Son regard se riva au mien alors :
— Tu seras heureuse. Un jour. Il y aura quelqu'un qui te rendra heureuse. Je ne vois pas son visage, mais... son expression se fit moins sérieuse soudain, je suis sûr qu'il sera moins beau que moi.
Je le frappai à l'épaule et il éclata de rire, rejetant la tête en arrière.
— Quel égo, Monsieur De Turenne, dis-je en levant les yeux au ciel.
— Et quel caractère, Miss Klein, répliqua-t-il taquin.
Je secouai doucement la tête et retins un rire.
Je me tenais debout au bord de l'eau, les vagues léchant doucement la plage, léchant mes pieds nus. Un vent froid soufflait, mais la neige avait cessé de tomber. Nous étions peut-être fin octobre, mais depuis quelques années, notre monde connaissait beaucoup de dérèglement climatique qui sévissait dans le monde entier. Alors même la neige à cette époque de l'année ne choquait personne. Et moi encore moins.
J'observai les bateaux au large, la plupart étant des voiliers de pêche. Il y avait de gros nuages dans le ciel, preuve qu'une tempête n'était pas très loin et que bientôt, la mer s'étendant sous mes yeux ne serait plus aussi calme.
Mon scellé remis en place, je me sentais mieux. Fatiguée, mais mieux.

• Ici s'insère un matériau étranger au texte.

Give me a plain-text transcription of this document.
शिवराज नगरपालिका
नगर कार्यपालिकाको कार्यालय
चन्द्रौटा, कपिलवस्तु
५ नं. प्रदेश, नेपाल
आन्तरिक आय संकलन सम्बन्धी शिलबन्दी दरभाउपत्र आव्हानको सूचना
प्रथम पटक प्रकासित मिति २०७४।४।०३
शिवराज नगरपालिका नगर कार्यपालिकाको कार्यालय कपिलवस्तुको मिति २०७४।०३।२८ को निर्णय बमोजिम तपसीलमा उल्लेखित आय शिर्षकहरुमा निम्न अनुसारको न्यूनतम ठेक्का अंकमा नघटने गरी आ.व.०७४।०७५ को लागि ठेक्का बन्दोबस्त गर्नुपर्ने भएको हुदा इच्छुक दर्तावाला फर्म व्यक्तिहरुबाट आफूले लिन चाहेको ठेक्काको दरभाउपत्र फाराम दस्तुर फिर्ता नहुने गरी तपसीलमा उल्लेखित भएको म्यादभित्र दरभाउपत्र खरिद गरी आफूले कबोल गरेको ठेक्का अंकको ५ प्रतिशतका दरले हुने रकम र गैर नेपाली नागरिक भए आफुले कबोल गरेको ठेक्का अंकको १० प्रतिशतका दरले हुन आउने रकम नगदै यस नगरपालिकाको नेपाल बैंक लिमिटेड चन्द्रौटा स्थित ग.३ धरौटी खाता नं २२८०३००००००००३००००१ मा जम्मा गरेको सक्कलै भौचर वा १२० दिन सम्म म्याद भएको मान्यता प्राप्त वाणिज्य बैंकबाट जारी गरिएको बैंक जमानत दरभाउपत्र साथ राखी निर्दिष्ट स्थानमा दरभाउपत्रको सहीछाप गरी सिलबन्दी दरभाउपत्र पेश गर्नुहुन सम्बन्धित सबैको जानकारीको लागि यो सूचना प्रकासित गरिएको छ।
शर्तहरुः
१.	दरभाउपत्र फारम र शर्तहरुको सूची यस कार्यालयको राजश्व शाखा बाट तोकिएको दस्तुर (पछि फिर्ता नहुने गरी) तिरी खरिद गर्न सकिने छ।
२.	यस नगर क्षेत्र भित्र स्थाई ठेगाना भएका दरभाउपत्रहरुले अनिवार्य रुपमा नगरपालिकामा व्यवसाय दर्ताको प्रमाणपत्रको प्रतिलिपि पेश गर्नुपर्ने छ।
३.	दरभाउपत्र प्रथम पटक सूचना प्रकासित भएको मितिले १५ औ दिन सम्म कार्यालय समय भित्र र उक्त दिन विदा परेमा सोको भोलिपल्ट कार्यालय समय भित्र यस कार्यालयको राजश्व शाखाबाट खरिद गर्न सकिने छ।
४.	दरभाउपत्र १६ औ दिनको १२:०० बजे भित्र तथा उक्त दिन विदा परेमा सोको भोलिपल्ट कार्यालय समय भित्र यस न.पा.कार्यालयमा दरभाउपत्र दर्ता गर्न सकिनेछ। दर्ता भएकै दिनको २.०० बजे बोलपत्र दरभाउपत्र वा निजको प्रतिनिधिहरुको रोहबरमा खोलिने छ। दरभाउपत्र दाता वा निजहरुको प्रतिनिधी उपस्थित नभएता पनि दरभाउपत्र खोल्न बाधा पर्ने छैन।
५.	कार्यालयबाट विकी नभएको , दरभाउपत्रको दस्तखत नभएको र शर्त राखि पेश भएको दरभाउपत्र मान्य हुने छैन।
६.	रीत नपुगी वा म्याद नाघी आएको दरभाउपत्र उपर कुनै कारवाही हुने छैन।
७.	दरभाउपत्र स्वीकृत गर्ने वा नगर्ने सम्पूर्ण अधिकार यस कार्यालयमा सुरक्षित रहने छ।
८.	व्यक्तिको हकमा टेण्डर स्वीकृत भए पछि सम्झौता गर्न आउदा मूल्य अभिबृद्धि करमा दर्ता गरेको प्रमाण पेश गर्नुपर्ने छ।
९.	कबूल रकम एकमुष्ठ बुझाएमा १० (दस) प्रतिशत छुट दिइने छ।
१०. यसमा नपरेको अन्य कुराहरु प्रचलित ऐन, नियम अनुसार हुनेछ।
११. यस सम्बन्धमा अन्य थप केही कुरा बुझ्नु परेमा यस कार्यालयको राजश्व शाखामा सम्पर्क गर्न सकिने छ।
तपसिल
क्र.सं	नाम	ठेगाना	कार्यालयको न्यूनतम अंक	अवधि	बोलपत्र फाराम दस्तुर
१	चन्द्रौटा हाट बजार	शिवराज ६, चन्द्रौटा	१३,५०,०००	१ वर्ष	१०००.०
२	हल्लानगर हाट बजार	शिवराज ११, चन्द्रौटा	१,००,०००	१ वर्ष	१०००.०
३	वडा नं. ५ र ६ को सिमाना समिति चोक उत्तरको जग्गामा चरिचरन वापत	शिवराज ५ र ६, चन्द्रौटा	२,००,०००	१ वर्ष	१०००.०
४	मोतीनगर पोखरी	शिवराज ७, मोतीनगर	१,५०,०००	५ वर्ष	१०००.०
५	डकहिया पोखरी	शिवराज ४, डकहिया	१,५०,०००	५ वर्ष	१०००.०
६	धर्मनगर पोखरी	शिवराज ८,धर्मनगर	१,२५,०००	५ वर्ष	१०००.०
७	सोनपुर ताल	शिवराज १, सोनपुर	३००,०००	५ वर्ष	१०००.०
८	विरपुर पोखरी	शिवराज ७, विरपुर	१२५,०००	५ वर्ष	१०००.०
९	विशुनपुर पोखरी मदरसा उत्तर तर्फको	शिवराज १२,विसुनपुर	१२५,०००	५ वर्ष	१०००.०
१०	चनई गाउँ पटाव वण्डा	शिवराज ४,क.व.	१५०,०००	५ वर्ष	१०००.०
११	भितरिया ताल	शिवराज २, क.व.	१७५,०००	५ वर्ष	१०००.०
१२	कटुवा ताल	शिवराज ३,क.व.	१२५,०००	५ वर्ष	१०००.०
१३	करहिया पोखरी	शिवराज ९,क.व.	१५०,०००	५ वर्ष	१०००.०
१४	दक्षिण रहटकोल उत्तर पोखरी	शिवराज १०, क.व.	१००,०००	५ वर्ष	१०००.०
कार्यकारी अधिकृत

Mais il y avait quelque chose de triste qui demeurait. Un sentiment de solitude que je n'avais pas connu depuis des années, un sentiment de perte que je n'avais pas approché depuis quelques décennies.
Basile partait aujourd'hui. Et demain, il serait de nouveau en France, parmi les siens, parmi son peuple si fermé et si obtus d'esprit.
Était-il encore ici ? Oui. Ma magie le sentait. Il était encore là, à portée de main. Je voulais aller le voir, mais qu'est-ce que ça changerait ? Il devait partir. C'était mieux ainsi, bien plus sûr pour moi. J'aurais pensé qu'éloignée de lui, je reprendrais mes esprits, mais ce n'était pas le cas. Il était là, dans ma tête, dans mon esprit et je ne pensais qu'à lui.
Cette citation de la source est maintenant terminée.